Treffpunkt: Deisterparkplatz Feggendorf. Dann brauch ich meine Möhre net extra aufn Träger schnallen, sondern fahr direkt vor....

....Du mußt ja wohl eh mim Auto kommen, oder?

Samstag hat meine Holde  zum x-ten mal ihren 29sten Birthday und wäre wohl not amused, wenn ich da ne kleine Trail-Einlage im Deister einschieben würde....:

Gruß
Pan


----------



## chucky (21. September 2001)

Hauaha wo liegt das denn also normalerweise lande ich bei der Mooshütte  wenn das genau an der anderen Seite liegt muss ich mal sehen wie wir da hinkommen aber sollte klappen.

Gruß cHuckY


----------



## Pan (21. September 2001)

Anfahrt Feggendorf:

Über BAB: Abfahrt Lauenau links ab, nächste rechts Richtung Lauenau, am Ortseingang gleich scharf liks Richtung Feggendorf, im Ort immer der vorfahrtberechtigten Straße folgen, wo die Teerstraße endet, beginnt der Parkplatz.

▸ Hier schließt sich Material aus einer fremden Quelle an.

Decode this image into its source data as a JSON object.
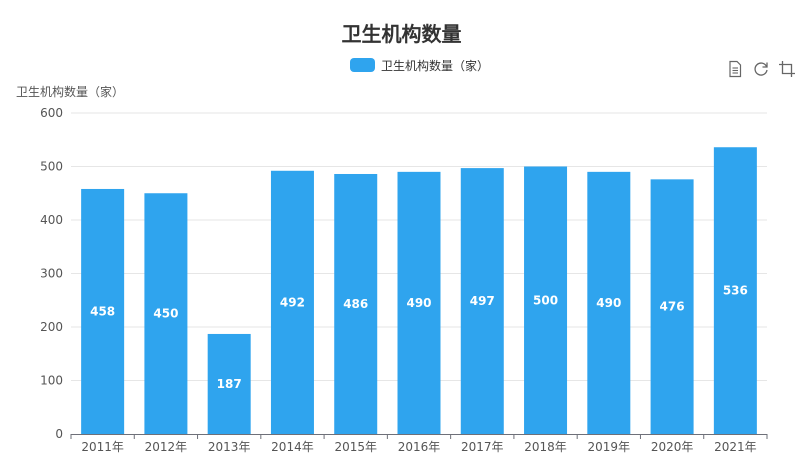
{
  "chart_data": {
    "type": "bar",
    "title": "卫生机构数量",
    "ylabel": "卫生机构数量（家）",
    "xlabel": "",
    "categories": [
      "2011年",
      "2012年",
      "2013年",
      "2014年",
      "2015年",
      "2016年",
      "2017年",
      "2018年",
      "2019年",
      "2020年",
      "2021年"
    ],
    "series": [
      {
        "name": "卫生机构数量（家）",
        "values": [
          458,
          450,
          187,
          492,
          486,
          490,
          497,
          500,
          490,
          476,
          536
        ]
      }
    ],
    "ylim": [
      0,
      600
    ],
    "yticks": [
      0,
      100,
      200,
      300,
      400,
      500,
      600
    ],
    "grid": true,
    "legend_position": "top-center",
    "data_labels": "inside"
  },
  "colors": {
    "bar": "#2fa4ee",
    "grid": "#e6e6e6",
    "axis": "#6e7079"
  },
  "toolbox": {
    "icons": [
      "data-view-icon",
      "restore-icon",
      "crop-icon"
    ]
  }
}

Über B65: da, wo ihr sonst zur Mooshütte abbiegt weiter geradeaus, nächste große Kreuzung links Ri. Rodenberg, nach 500m wieder links auf Umgehungsstraße, nach ca. 5km (rechts is ne Kläranlage) links Ri. Lauenau, am Ortseingang....weiter wie oben.

Gruß
Pan


----------



## foxi (21. September 2001)

Hi
würd mich auch noch einklinken , hab ab heut mein Bike endlich wieder  
nur wenn es morgens bis 10:00 wie ******* regnet dann hab ich nicht so ne meinung
is da in Feggendorf ne Tanke um sein Bike eben mal so zu entschlammen


----------



## Pan (21. September 2001)

Hi Volker,

einklinken gerne..

Tanke? Nööö!!

Komm zu mir, ham wir ne Einrollpiste...

...hinterher kannste das Bike bei mir abspritzen...


Gruß
Pan


----------



## MTB-News.de




----------



## foxi (21. September 2001)

jau komme gerne erst zu Dir, dann brauch ich net mehr suchen und einrollen hört sich auch gut an. 
Ich denke ich bin dann um 10:45 bei Dir ... schaffen wir es bis 11:00 nach Feggendorf


----------



## Pan (21. September 2001)

10:30 wär besser...


Gruß
Pan


----------



## foxi (21. September 2001)

ok


----------



## Pan (21. September 2001)

...cu....Sunday......10:30....


heheheh.....wolln wir den, Hüpfern mal `n paar Singletrails kredenzen....????!!!!! 

Gruß
Pan


----------



## Hattrick (21. September 2001)

> _Original geschrieben von fox02 _
> *Hi
> würd mich auch noch einklinken , hab ab heut mein Bike endlich wieder
> nur wenn es morgens bis 10:00 wie
> ...


----------



## Pan (21. September 2001)

Sei kein Fisch/Frosch und quäl Dich Sonntag ausse Kiste....

Wieso Kreuzbuche als Treffpunkt? Denn Anstieg nehmen wir gemeinsam!!!

Also, soll ich Dich aussem Bett klingeln, oder triffste Dich freiwillig mit uns in Feggendorf!!!??

Ein unzumutbarer Umweg isses für Dich ja wohl nich...!!!!

Gruß
Pan


----------



## chucky (23. September 2001)

Moin also bis gleich um 11 am Parkplatz ...

... cu there


----------



## C0dy (23. September 2001)

Hey Chuckey  

Wusste garnet das du auch hier dein Unwesen treibst!  
Meld dich mal wenn du wieder von deiner Tour da bist. Wollt mit dir noch mal talken was den Kauf eines vernünftigen Bikes angeht.  

Villeicht bin ich ja dann nächstes WE auch mal wieder dabei. Euch Nasen dann nachträglich noch viel Spass!

C0dy


----------